This documentary about motherhood in Chile’s prison system is edited down from 4,000 photos and nearly 2,000 videos shot entirely on mobile phones by inmates of the country’s largest women’s jail. Phones are banned, so the images are often fuzzy and blurred, clips ending abruptly – sometimes with a hiss of “Hide the phone!” or “The guard is coming!”. At times, it can be hard to make sense of what is happening on screen. The voiceover is spoken by Karina Sánchez, who spent more than six years in prison, and she also voices the experiences of other incarcerated women. It’s not immediately clear she is telling multiple stories, however, so the voiceover becomes mildly disorientating.

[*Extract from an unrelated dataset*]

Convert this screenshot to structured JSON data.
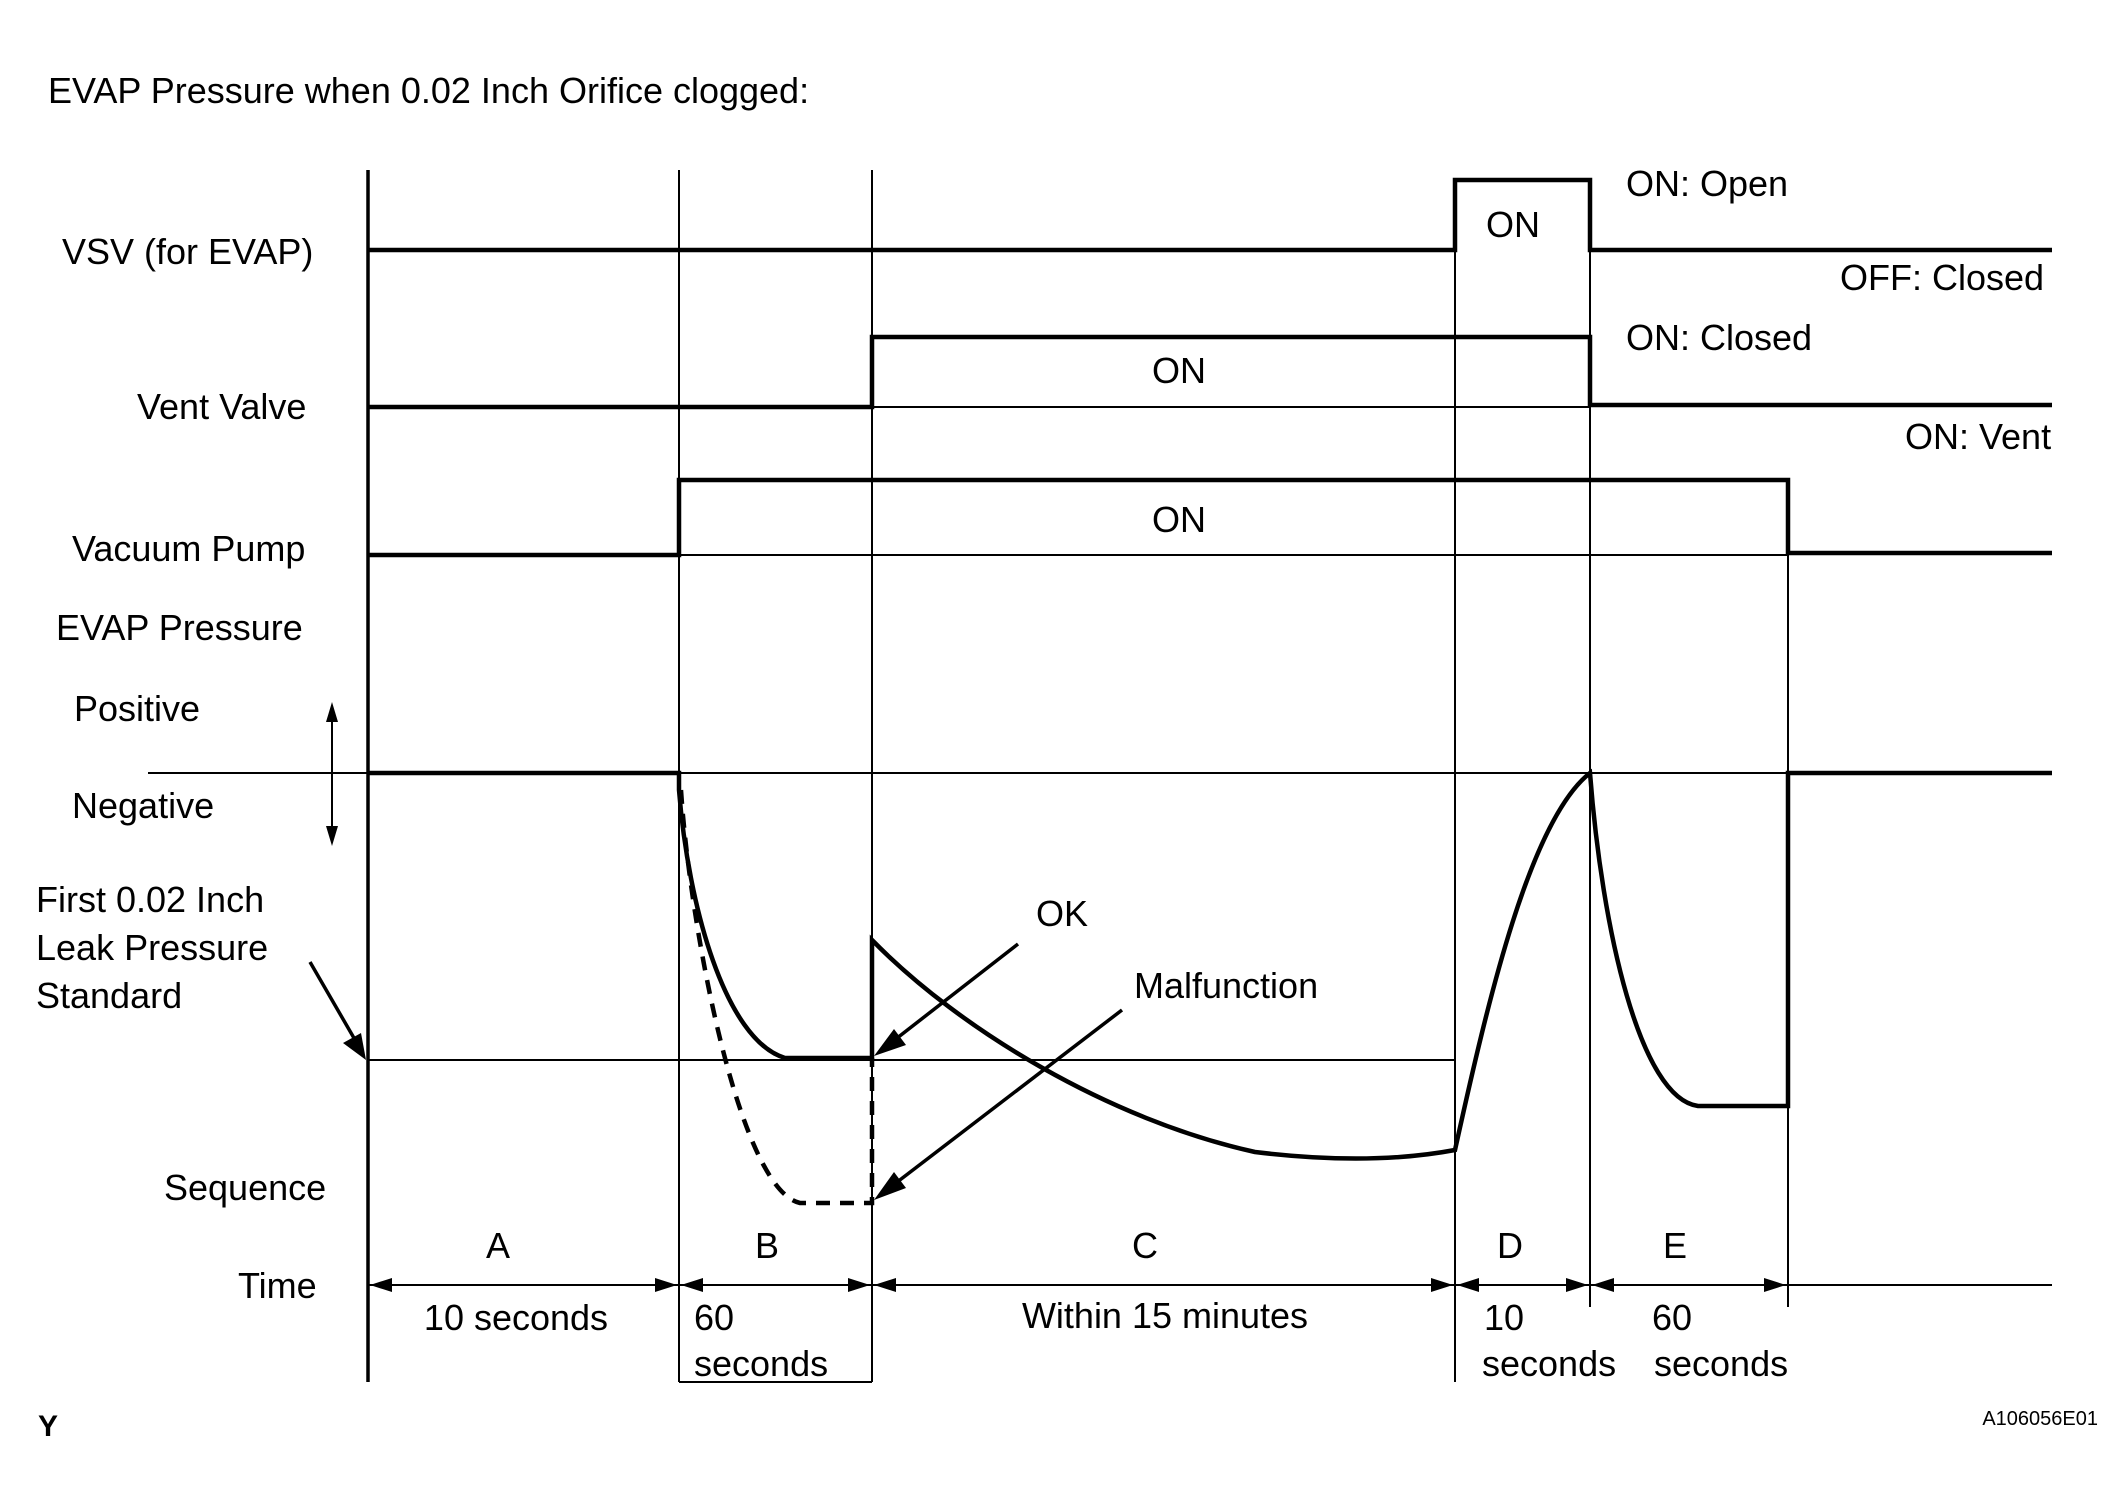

It’s estimated that 95% of women in Chile’s prisons are mothers, and their children can stay with them in jail until they turn two years old. A woman describes staying awake all night the night before her son left, watching him sleep (she had 10 years to serve of her sentence). Mums tell painful stories of losing contact with their children once they leave; one received a notification from the family court that her children had been taken into foster care, relinquished by her sister.
Film-maker Tana Gilbert collected the footage for her 74-minute film over six years; the title is Spanish for “badly loved” or “unloved” women. One prisoner describes having to give birth in a hospital in handcuffs, after the doctor refused to believe she wasn’t high on drugs (“All you prison bitches are into drugs”). There are funny moments, too, including clips of women frantically exercising after a fitness craze gripped the prison.
We never find out what crimes the women were convicted of, which feels respectful, but there’s little wider context either, of the poverty and inequality that drive up Chile’s female prison population. In the end, the film remains opaque and elusive in ways that audiences (particularly outside the country) might find frustrating.
• Malqueridas is on True Stories from 15 August.